Interestingly, if we specified the parameters of our precedent search even more and instead look to the last time we had an election year vacancy when there was a Democratic president and Republican Senate, we have to go all the way back to 1895, when Grover Cleveland nominated Rufus Wheeler Peckham to the bench. I know what you’re thinking — “That has to be the craziest name of any Grover Cleveland Supreme Court pick.” Well, think again! Ladies and gentlemen: Lucius Quintus Cincinnatus Lamar II, a name that is hilarious enough before the “II” takes it up like six more notches.
The longest solo filibuster ever goes to South Carolina Senator Strom Thurmond, who for over 24 hours refused to yield the floor in his quest to stop the… wait, this can’t be right… the Civil Rights Act of 1957?! It banned discriminatory voting restrictions like the poll taxes and literacy tests meant to disenfranchise black voters. Thurmond killed time by reading state election laws and other important American documents like the Declaration, Constitution, Washington’s Farewell Address, and his grandmother’s recipe for biscuits. The lesson, as always: even raging racists think they have the law and history on their side, but damn, their mothers make good biscuits.
Seth Myers once quipped that CSPAN was where Osama Bin Laden was hiding all those years.

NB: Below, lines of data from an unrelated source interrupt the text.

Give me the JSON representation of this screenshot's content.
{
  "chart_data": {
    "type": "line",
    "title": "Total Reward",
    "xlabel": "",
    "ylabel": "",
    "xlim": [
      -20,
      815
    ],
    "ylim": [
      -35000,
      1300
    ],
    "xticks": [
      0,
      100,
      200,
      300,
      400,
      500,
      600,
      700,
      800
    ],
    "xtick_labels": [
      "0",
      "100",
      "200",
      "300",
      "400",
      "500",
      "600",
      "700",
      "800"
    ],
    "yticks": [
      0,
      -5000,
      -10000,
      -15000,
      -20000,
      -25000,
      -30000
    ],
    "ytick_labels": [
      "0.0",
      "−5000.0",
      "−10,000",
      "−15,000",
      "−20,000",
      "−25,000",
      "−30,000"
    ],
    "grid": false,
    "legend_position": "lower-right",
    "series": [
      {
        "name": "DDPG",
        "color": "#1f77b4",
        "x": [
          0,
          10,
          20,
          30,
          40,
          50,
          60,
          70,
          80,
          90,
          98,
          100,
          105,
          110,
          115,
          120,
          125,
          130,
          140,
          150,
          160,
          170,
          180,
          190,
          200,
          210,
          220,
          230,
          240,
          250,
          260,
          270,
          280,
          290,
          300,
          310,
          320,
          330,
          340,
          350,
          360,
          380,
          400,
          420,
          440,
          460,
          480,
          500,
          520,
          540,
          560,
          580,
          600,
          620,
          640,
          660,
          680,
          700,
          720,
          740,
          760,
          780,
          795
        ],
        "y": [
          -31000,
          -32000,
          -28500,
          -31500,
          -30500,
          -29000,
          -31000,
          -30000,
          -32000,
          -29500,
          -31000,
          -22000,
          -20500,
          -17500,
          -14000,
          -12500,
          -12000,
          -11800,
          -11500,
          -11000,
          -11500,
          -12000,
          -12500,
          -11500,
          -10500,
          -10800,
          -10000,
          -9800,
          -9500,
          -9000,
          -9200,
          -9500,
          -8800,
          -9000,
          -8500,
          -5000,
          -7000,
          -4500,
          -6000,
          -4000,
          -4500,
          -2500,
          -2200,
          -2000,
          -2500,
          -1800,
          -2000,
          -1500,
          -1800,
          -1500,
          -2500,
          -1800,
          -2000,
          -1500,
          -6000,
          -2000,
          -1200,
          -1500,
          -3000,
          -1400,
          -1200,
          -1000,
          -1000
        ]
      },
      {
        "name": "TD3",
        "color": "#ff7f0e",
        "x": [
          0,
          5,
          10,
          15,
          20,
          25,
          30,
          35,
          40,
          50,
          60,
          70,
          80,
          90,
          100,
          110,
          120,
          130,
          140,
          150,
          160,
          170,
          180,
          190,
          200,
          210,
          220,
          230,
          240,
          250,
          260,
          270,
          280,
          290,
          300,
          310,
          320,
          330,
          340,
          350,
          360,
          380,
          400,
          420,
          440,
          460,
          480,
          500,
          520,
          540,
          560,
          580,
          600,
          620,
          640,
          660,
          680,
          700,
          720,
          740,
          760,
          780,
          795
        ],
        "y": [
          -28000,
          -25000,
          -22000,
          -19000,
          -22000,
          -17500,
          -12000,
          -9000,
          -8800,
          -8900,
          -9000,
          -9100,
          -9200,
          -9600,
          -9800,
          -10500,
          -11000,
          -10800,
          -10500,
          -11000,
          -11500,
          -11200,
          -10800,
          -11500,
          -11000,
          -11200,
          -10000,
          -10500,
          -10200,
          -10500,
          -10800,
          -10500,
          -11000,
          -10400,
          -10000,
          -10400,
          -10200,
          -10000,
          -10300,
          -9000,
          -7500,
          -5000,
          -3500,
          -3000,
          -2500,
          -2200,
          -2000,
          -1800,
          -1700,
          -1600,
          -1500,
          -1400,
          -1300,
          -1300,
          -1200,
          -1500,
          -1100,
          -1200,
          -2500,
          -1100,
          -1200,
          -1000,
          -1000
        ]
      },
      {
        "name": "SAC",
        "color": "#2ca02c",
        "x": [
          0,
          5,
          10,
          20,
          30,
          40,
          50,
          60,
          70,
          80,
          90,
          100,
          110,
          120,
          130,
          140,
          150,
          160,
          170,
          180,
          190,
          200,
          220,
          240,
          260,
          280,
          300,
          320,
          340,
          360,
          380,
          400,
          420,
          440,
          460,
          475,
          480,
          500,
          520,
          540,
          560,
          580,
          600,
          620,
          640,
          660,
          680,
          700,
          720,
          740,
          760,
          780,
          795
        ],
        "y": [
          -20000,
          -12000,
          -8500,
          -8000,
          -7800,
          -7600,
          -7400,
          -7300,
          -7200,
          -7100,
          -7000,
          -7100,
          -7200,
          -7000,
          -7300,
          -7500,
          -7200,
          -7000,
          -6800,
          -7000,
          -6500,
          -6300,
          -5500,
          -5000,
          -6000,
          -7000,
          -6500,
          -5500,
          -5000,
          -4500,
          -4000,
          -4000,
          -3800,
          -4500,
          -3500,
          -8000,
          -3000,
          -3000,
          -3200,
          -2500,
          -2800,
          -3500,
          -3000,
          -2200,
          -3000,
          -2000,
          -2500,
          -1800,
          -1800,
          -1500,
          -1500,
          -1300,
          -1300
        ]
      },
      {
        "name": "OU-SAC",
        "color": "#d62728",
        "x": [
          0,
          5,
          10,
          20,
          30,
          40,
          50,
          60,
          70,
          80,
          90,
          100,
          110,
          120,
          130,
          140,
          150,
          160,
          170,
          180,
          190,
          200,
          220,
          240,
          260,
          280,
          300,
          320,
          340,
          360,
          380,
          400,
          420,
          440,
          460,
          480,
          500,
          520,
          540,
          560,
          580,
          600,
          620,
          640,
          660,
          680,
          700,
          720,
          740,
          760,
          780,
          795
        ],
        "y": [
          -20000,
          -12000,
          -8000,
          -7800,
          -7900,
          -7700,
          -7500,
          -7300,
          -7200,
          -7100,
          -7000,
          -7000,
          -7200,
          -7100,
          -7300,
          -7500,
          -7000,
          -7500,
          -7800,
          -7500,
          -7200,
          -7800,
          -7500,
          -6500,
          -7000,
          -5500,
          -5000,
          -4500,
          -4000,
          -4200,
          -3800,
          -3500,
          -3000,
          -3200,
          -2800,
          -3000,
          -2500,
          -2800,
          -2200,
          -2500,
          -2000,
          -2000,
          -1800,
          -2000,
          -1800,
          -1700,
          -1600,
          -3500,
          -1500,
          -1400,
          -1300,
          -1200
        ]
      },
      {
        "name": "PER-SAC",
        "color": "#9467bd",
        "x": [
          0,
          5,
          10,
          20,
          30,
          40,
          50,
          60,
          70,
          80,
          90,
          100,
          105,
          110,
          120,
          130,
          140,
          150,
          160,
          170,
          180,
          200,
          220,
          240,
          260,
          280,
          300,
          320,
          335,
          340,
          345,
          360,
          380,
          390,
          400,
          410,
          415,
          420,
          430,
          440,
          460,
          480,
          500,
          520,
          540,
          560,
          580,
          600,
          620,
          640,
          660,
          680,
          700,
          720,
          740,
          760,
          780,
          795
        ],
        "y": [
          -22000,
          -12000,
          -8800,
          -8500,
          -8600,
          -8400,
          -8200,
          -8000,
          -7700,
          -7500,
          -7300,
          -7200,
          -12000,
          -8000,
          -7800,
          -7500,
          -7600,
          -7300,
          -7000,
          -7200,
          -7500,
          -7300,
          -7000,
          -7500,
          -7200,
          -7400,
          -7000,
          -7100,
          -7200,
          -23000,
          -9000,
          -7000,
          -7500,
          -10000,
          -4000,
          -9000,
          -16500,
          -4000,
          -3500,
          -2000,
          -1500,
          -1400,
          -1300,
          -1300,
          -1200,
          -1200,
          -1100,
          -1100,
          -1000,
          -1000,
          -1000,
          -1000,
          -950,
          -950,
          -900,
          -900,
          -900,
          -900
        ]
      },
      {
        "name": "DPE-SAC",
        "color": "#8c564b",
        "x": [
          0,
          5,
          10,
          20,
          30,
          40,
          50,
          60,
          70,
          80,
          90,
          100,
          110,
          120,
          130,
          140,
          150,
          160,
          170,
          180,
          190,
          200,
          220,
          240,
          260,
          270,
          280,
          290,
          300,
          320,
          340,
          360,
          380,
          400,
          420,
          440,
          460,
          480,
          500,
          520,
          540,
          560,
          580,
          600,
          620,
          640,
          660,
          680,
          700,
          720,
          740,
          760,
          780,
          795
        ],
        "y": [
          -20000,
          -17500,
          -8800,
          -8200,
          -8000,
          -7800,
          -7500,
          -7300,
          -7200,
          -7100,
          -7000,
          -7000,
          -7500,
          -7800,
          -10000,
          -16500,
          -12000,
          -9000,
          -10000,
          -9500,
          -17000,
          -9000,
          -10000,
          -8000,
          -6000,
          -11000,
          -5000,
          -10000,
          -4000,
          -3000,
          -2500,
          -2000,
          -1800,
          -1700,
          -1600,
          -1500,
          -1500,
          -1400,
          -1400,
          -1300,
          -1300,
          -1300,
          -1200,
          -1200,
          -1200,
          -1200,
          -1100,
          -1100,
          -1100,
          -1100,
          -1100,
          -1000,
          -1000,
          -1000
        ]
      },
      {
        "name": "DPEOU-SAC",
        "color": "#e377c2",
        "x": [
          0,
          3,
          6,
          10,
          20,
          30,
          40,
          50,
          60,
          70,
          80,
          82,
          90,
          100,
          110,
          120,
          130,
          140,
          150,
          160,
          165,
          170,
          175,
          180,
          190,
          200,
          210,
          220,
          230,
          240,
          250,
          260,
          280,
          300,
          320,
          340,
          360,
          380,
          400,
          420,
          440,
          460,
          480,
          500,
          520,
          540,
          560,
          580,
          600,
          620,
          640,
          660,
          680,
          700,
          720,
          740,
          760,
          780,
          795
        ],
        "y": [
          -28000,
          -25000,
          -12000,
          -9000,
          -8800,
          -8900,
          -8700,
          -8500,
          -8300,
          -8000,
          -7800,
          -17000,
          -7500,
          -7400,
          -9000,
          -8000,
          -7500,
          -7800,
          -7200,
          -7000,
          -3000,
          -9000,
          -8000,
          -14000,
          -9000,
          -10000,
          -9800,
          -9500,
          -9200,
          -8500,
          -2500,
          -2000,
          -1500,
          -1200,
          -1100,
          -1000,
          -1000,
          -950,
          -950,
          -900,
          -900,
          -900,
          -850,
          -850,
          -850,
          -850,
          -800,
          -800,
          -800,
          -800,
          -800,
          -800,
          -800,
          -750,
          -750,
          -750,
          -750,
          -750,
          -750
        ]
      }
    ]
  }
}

Check out this hilariously embarrassing (or is it embarrassingly hilarious?) paragraph from Politifact on recent nuclear option positions from our leaders: “In November 2013, we gave McConnell, Reid and Obama full-[flip]flops for changing their positions on whether the nuclear option was desirable. Reid and Obama favored the change in 2013 even though they had opposed it in 2005 when they were members of a Senate minority. And McConnell was willing to use the maneuver when he was in the majority in 2005 but opposed it in 2013 when he was leading the minority.” My reaction is similar to Captain Picard’s.